On a aussi utilisé les informations obtenues lors des occultations des planètes pour déterminer la position des anneaux. De plus, la technique d’occultation radio a permis de comparer les signaux envoyés par Voyager2 à travers les anneaux à 3.6 et à 13 cm et ainsi d’obtenir une bonne estimation de la distribution des tailles des particules des anneaux. Ces signaux traversent de la même manière les anneaux. Or les particules d’une dizaine de cm devraient arrêter le signal à 3.6 cm et laisser passer le signal à 13 cm. Il semble donc qu’il y ait un manque relatif de telles particules au sein des anneaux d’Uranus. Ils seraient donc formés de grosses particules, à moins que ces résultats ne doivent être interprétés par l’état de la surface des particules plutôt que par leurs dimensions.

Enfin, contrairement aux anneaux de Saturne, ceux d’Uranus sont très sombres. Ils réfléchissent moins de 3% de la lumière du Soleil et la majorité des particules n’est pas recouverte de glaces (glaces d’eau, d’ammoniaque ou de méthane).

ANNEAUX de NEPTUNE

La nature physico-chimique de ces anneaux reste encore mal connue car voyager ne possédait pas de spectromètre, en particuliers infrarouge, capable de détecter les bandes d’absorption des glaces ou des silicates et aussi parce qu’aucune mesure sur place (grâce à un spectromètre de masse par exemple) n’a pu être effectuée. L’étude de la lumière diffusée par les anneaux a fourni certaines informations.

Les particules détectées sur les images Voyager sont d’une dimension comprise entre environ 1µm et 1mm. Ils ont donc diffusé la lumière vers l’arrière. On peut toutefois conclure que le pouvoir réflecteur des plus grosses particules est de l’ordre de 4% ce qui correspond à un matériau extrêmement sombre, similaire à celui détecté dans les anneaux d’Uranus. Il pourrait s’agir de silicates ou encore de glace " sale ", c’est à dire contenant un matériau plus absorbant, ce que confirmerait la couleur rougeâtre des anneaux, due vraisemblablement à la présence de glaces contaminées par des composés organiques. Quant à l’anneau Adams, ils sont formés à 50 % par des particules de taille inférieure au micromètre.

ANNEAUX de JUPITER

Les différentes observations effectuées par les sondes Voyager 1 ont permis de mettre en évidence le fait qu’ils sont faits de blocs de taille inférieur à 20 km. De même, les anneaux de Jupiter sont une collection relativement homogène de petites particules concentrées près du bord extérieur de l’anneau et qui tombent probablement continûment sur la planète après avoir été perturbées par l’action du rayonnement et du champ magnétique. Les anneaux de Jupiter sont constamment ré-alimentés, probablement à cause des impacts de micrométéorites sur de petits satellites de la planète, trop petits pour avoir été détectés à ce jour.

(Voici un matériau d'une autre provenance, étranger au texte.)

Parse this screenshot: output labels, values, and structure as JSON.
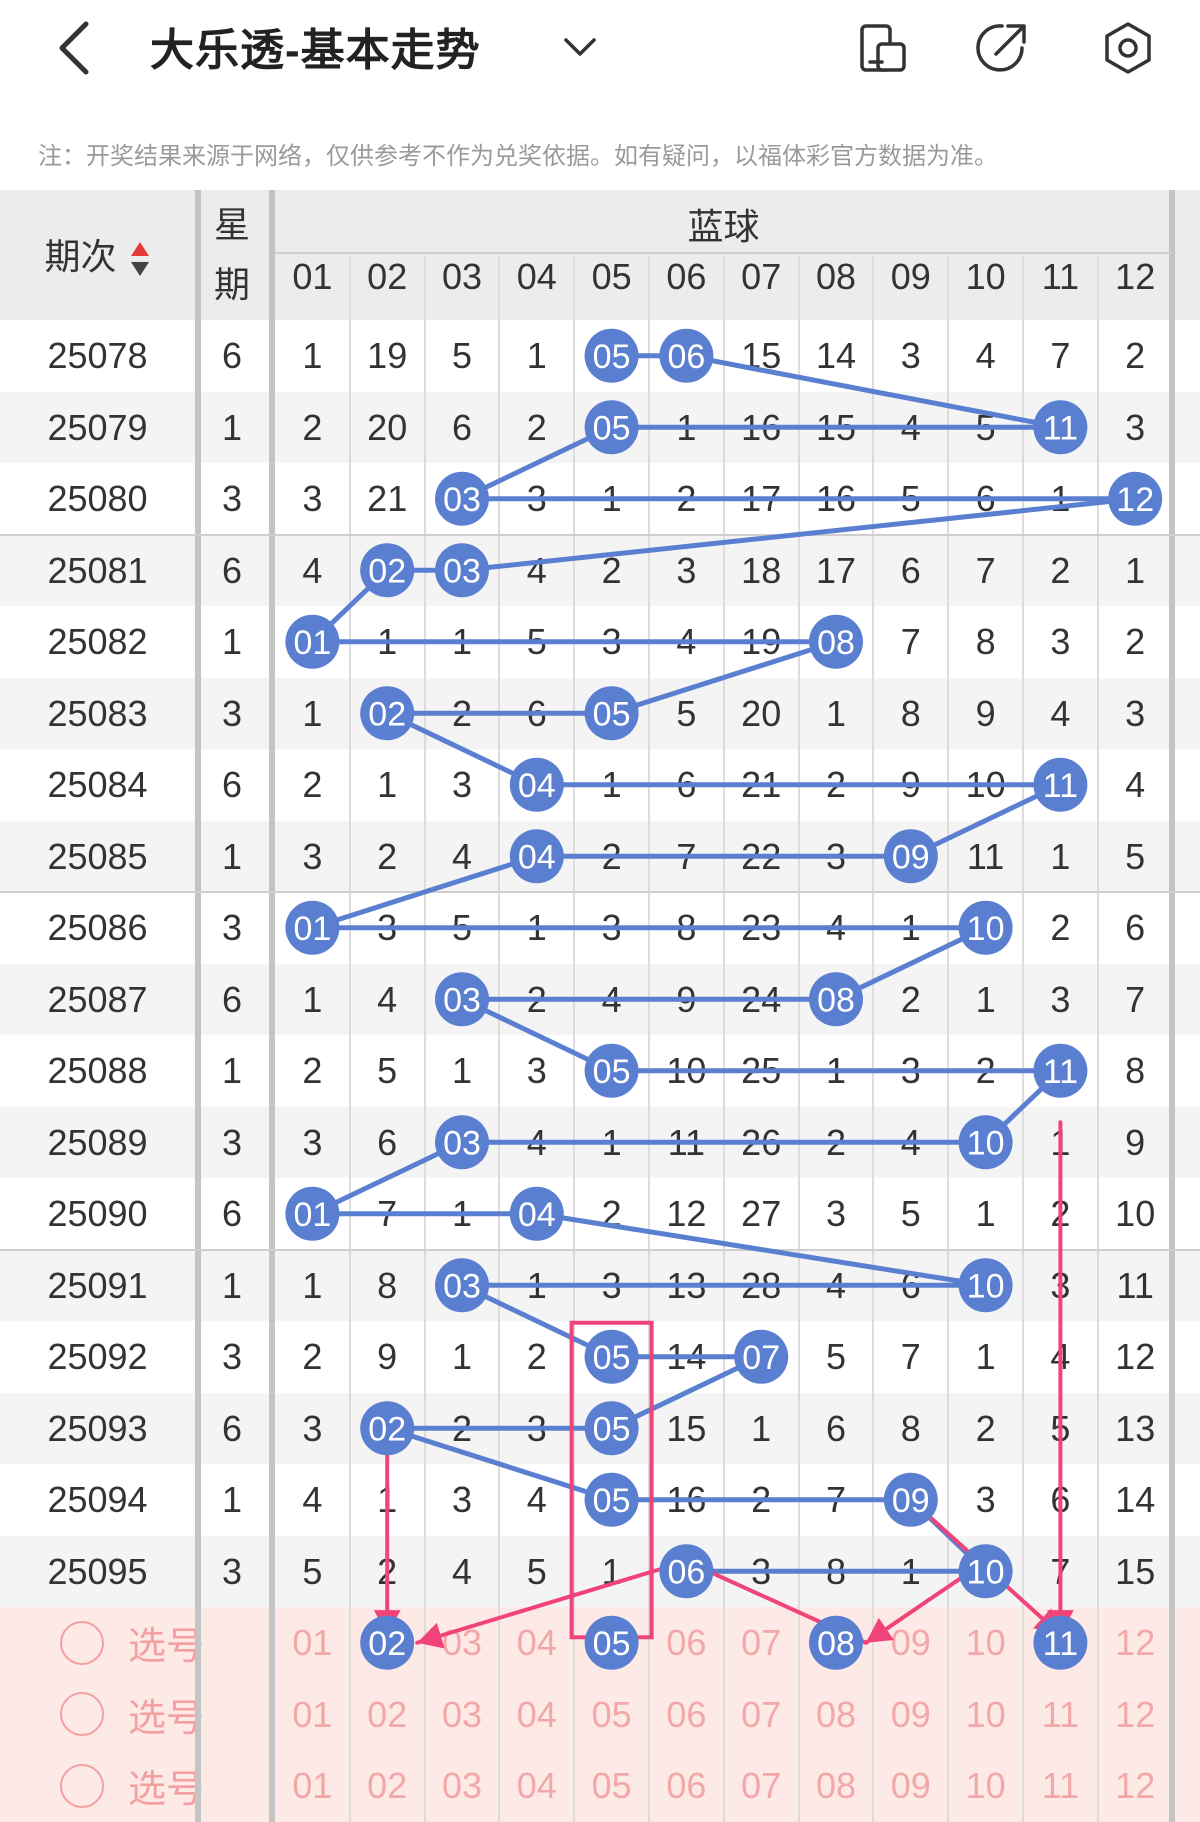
{
  "header": {
    "title": "大乐透-基本走势",
    "back_icon": "chevron-left-icon",
    "dropdown_icon": "chevron-down-icon",
    "icons": [
      "phone-rotate-icon",
      "share-icon",
      "settings-icon"
    ]
  },
  "notice": "注：开奖结果来源于网络，仅供参考不作为兑奖依据。如有疑问，以福体彩官方数据为准。",
  "table": {
    "col_issue": "期次",
    "col_week_1": "星",
    "col_week_2": "期",
    "group_label": "蓝球",
    "columns": [
      "01",
      "02",
      "03",
      "04",
      "05",
      "06",
      "07",
      "08",
      "09",
      "10",
      "11",
      "12"
    ],
    "rows": [
      {
        "issue": "25078",
        "week": "6",
        "cells": [
          "1",
          "19",
          "5",
          "1",
          "05",
          "06",
          "15",
          "14",
          "3",
          "4",
          "7",
          "2"
        ],
        "balls": [
          5,
          6
        ]
      },
      {
        "issue": "25079",
        "week": "1",
        "cells": [
          "2",
          "20",
          "6",
          "2",
          "05",
          "1",
          "16",
          "15",
          "4",
          "5",
          "11",
          "3"
        ],
        "balls": [
          5,
          11
        ]
      },
      {
        "issue": "25080",
        "week": "3",
        "cells": [
          "3",
          "21",
          "03",
          "3",
          "1",
          "2",
          "17",
          "16",
          "5",
          "6",
          "1",
          "12"
        ],
        "balls": [
          3,
          12
        ]
      },
      {
        "issue": "25081",
        "week": "6",
        "cells": [
          "4",
          "02",
          "03",
          "4",
          "2",
          "3",
          "18",
          "17",
          "6",
          "7",
          "2",
          "1"
        ],
        "balls": [
          2,
          3
        ]
      },
      {
        "issue": "25082",
        "week": "1",
        "cells": [
          "01",
          "1",
          "1",
          "5",
          "3",
          "4",
          "19",
          "08",
          "7",
          "8",
          "3",
          "2"
        ],
        "balls": [
          1,
          8
        ]
      },
      {
        "issue": "25083",
        "week": "3",
        "cells": [
          "1",
          "02",
          "2",
          "6",
          "05",
          "5",
          "20",
          "1",
          "8",
          "9",
          "4",
          "3"
        ],
        "balls": [
          2,
          5
        ]
      },
      {
        "issue": "25084",
        "week": "6",
        "cells": [
          "2",
          "1",
          "3",
          "04",
          "1",
          "6",
          "21",
          "2",
          "9",
          "10",
          "11",
          "4"
        ],
        "balls": [
          4,
          11
        ]
      },
      {
        "issue": "25085",
        "week": "1",
        "cells": [
          "3",
          "2",
          "4",
          "04",
          "2",
          "7",
          "22",
          "3",
          "09",
          "11",
          "1",
          "5"
        ],
        "balls": [
          4,
          9
        ]
      },
      {
        "issue": "25086",
        "week": "3",
        "cells": [
          "01",
          "3",
          "5",
          "1",
          "3",
          "8",
          "23",
          "4",
          "1",
          "10",
          "2",
          "6"
        ],
        "balls": [
          1,
          10
        ]
      },
      {
        "issue": "25087",
        "week": "6",
        "cells": [
          "1",
          "4",
          "03",
          "2",
          "4",
          "9",
          "24",
          "08",
          "2",
          "1",
          "3",
          "7"
        ],
        "balls": [
          3,
          8
        ]
      },
      {
        "issue": "25088",
        "week": "1",
        "cells": [
          "2",
          "5",
          "1",
          "3",
          "05",
          "10",
          "25",
          "1",
          "3",
          "2",
          "11",
          "8"
        ],
        "balls": [
          5,
          11
        ]
      },
      {
        "issue": "25089",
        "week": "3",
        "cells": [
          "3",
          "6",
          "03",
          "4",
          "1",
          "11",
          "26",
          "2",
          "4",
          "10",
          "1",
          "9"
        ],
        "balls": [
          3,
          10
        ]
      },
      {
        "issue": "25090",
        "week": "6",
        "cells": [
          "01",
          "7",
          "1",
          "04",
          "2",
          "12",
          "27",
          "3",
          "5",
          "1",
          "2",
          "10"
        ],
        "balls": [
          1,
          4
        ]
      },
      {
        "issue": "25091",
        "week": "1",
        "cells": [
          "1",
          "8",
          "03",
          "1",
          "3",
          "13",
          "28",
          "4",
          "6",
          "10",
          "3",
          "11"
        ],
        "balls": [
          3,
          10
        ]
      },
      {
        "issue": "25092",
        "week": "3",
        "cells": [
          "2",
          "9",
          "1",
          "2",
          "05",
          "14",
          "07",
          "5",
          "7",
          "1",
          "4",
          "12"
        ],
        "balls": [
          5,
          7
        ]
      },
      {
        "issue": "25093",
        "week": "6",
        "cells": [
          "3",
          "02",
          "2",
          "3",
          "05",
          "15",
          "1",
          "6",
          "8",
          "2",
          "5",
          "13"
        ],
        "balls": [
          2,
          5
        ]
      },
      {
        "issue": "25094",
        "week": "1",
        "cells": [
          "4",
          "1",
          "3",
          "4",
          "05",
          "16",
          "2",
          "7",
          "09",
          "3",
          "6",
          "14"
        ],
        "balls": [
          5,
          9
        ]
      },
      {
        "issue": "25095",
        "week": "3",
        "cells": [
          "5",
          "2",
          "4",
          "5",
          "1",
          "06",
          "3",
          "8",
          "1",
          "10",
          "7",
          "15"
        ],
        "balls": [
          6,
          10
        ]
      }
    ],
    "pick_label": "选号",
    "pick_rows": [
      {
        "selected": [
          2,
          5,
          8,
          11
        ]
      },
      {
        "selected": []
      },
      {
        "selected": []
      }
    ]
  },
  "colors": {
    "ball": "#5b7fd0",
    "trend_line": "#5b7fd0",
    "annotation": "#f0437a",
    "pick_bg": "#fde9e5",
    "pick_text": "#f2a8a8",
    "sort_up": "#e53935"
  }
}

3) Différents types d’anneaux

Vus depuis la Terre, les anneaux de Saturne nous apparaissent comme un système de zones concentriques de différentes luminosités séparées par des divisions sombres. A partir de Saturne, on distingue successivement l’anneau D de très faible luminosité qui commence à partir de quelques milliers de km de la couche supérieure des nuages de Saturne , puis l’anneau C fortement transparent, puis l’anneau B, le plus brillant, puis une division de Cassini sépare l’anneau B de l’anneau A qui marque à 136000 km l’extrémité des anneaux observables depuis la Terre. Deux anneaux minces, l’anneau F et l’anneau G, se trouvent respectivement à 140000 et à 170000 km du centre de Saturne. Un anneau très ténu, observable depuis la Terre seulement au moment où les anneaux sont vus par la tranche et appelé anneau E, s étend jusqu’à plus de 550000 km bien au-delà de la limite de Roche.

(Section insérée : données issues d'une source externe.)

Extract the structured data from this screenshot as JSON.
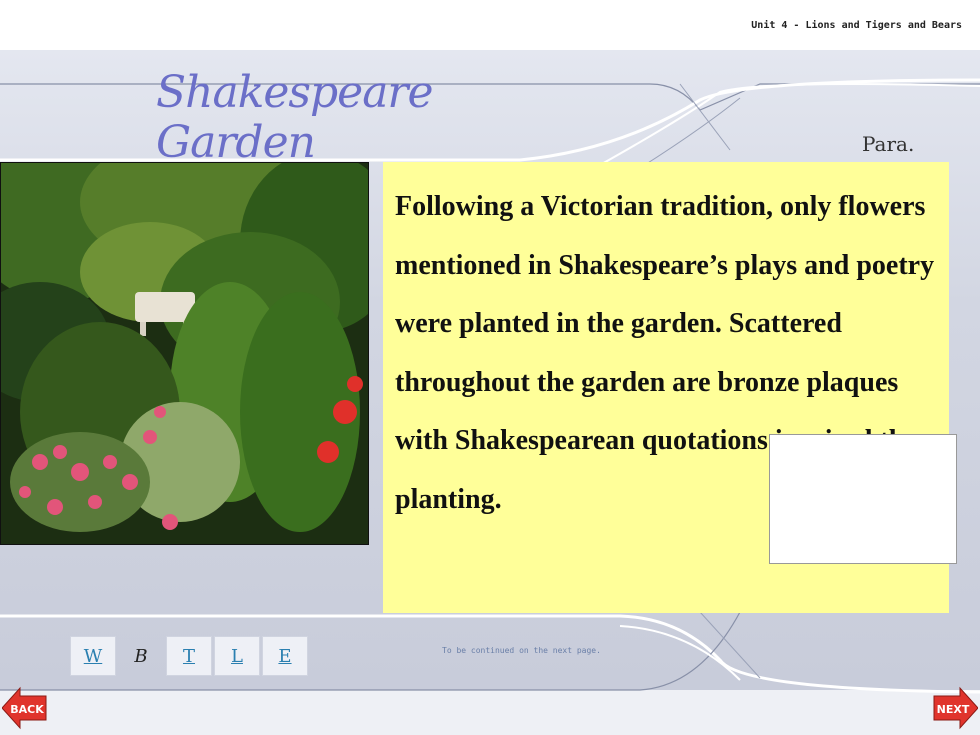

Toutefois, les anneaux ne sont pas constitués de larges zones relativement homogènes, mais ils se composent en fait de milliers de minces structures concentriques donnant à l’ensemble l’aspect d’un microsillon. Les sondes Voyager ont montré la présence d’anneaux non circulaires ou excentriques, d’anneaux torsadés ou en forme de serpentins.

En ce qui concerne Uranus, ses neuf compagnons ont une largeur totale de moins de 10000 km et huit d’entre eux ont moins de 10 km de largeur. Ces anneaux sont donc étroits, ils ont aussi des bords nets. L’occultation de l’étoile Sagittarii par l’anneaux extérieur e a montré une décroissance brusque du signal, correspondant à une épaisseur de l’ordre d’une 20aine de mètres, ce qui est bien mince pour un anneau de plus de 100 000 km de diamètre. Ceci montre donc que les anneaux d’Uranus sont minces. Par ailleurs, trois d’entre eux sont circulaires et les six autres sont elliptiques de largeur variable. D’autre part, l’anneau extérieur voit sa distance au centre de la planète varier de plus de 800 km et sa largeur varier de 20 à 100km proportionnellement à sa distance à la planète.

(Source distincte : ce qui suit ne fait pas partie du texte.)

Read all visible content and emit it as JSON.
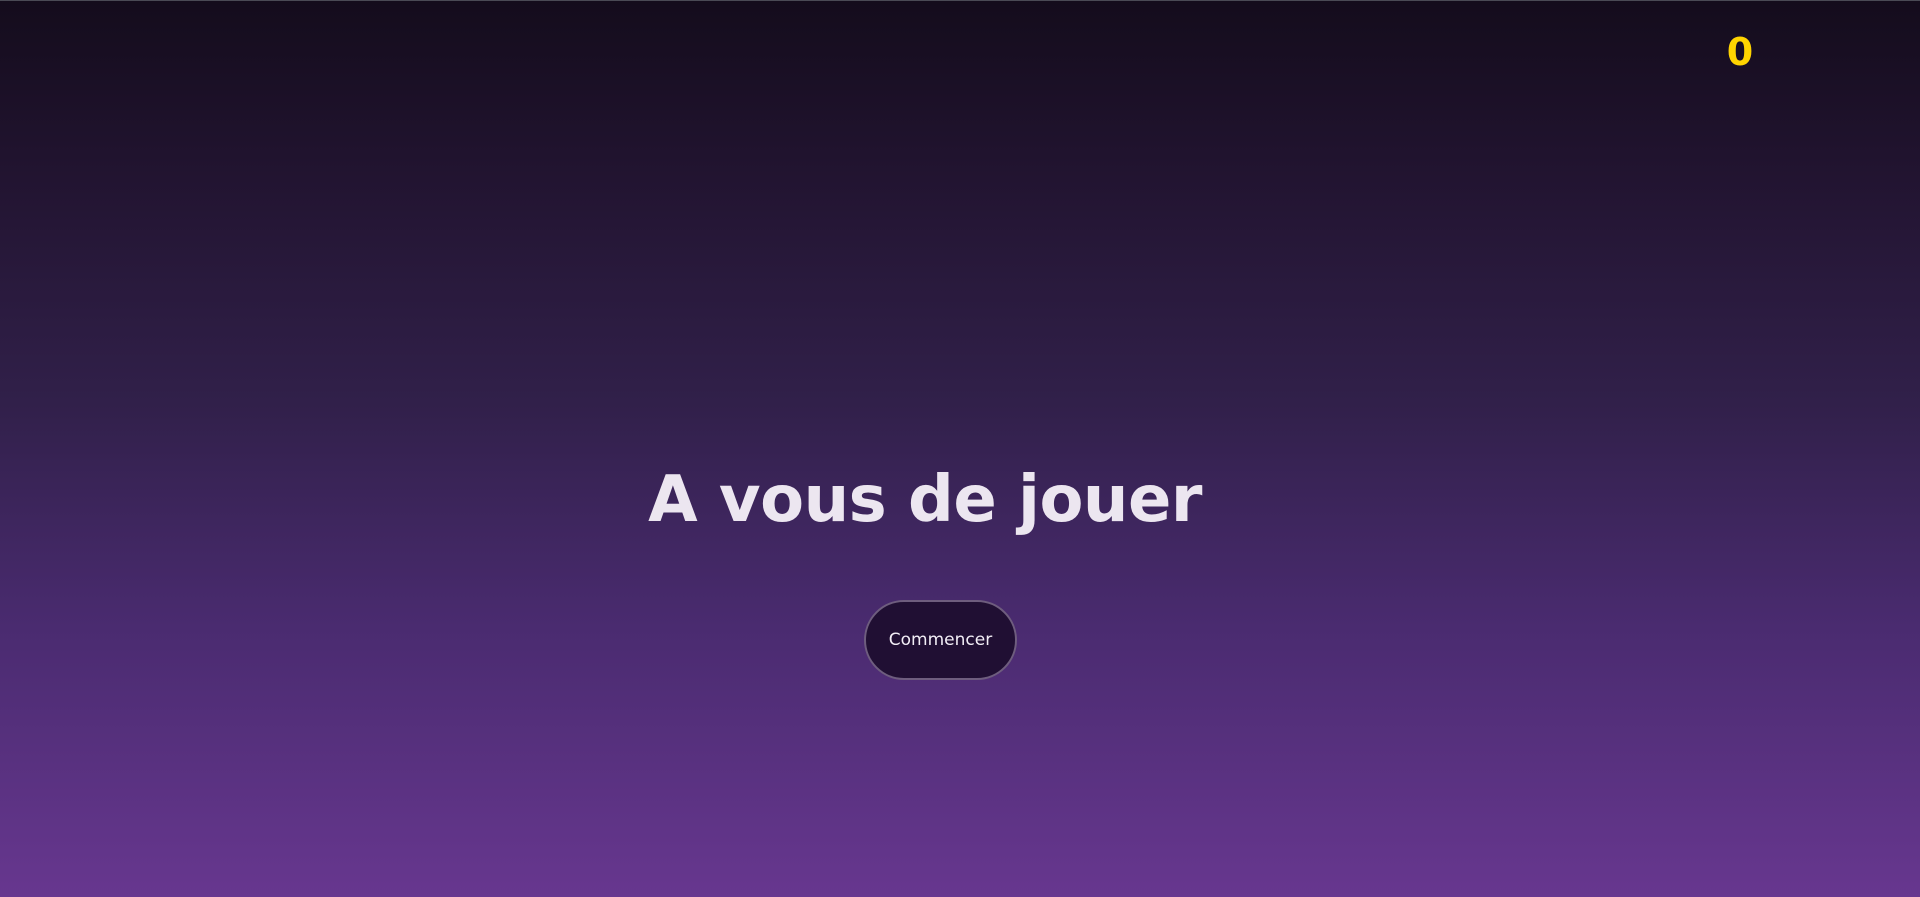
{
  "score": {
    "value": "0"
  },
  "main": {
    "title": "A vous de jouer",
    "start_label": "Commencer"
  },
  "colors": {
    "score": "#ffd400",
    "title": "#ece6f0",
    "button_bg": "#200f33",
    "background_top": "#140c1c",
    "background_bottom": "#67378f"
  }
}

Neptune compte pour sa part quatre anneaux : Galle, Le Verrier, plateau et Adams. Galle fait 1700 km en largeur, il est large et diffus et peut être s’étend-il jusqu’à l’atmosphère planétaire ? Ensuite, à environ 53200 km se trouve un anneau continu et étroit appelé Le Verrier. Cet anneau coïncide avec le bord intérieur d’un autre anneau relativement homogène faisant environ 4000 km de large et nommé le plateau. Le plus externe (Adams) contient trois arcs de matière plus denses et ce sont eux qui sont à l’origine des occultations observées depuis la Terre ; ils ont pour nom : L,E et F (comme Liberté, Egalité, Fraternité en raison de leur année de découverte : 1989).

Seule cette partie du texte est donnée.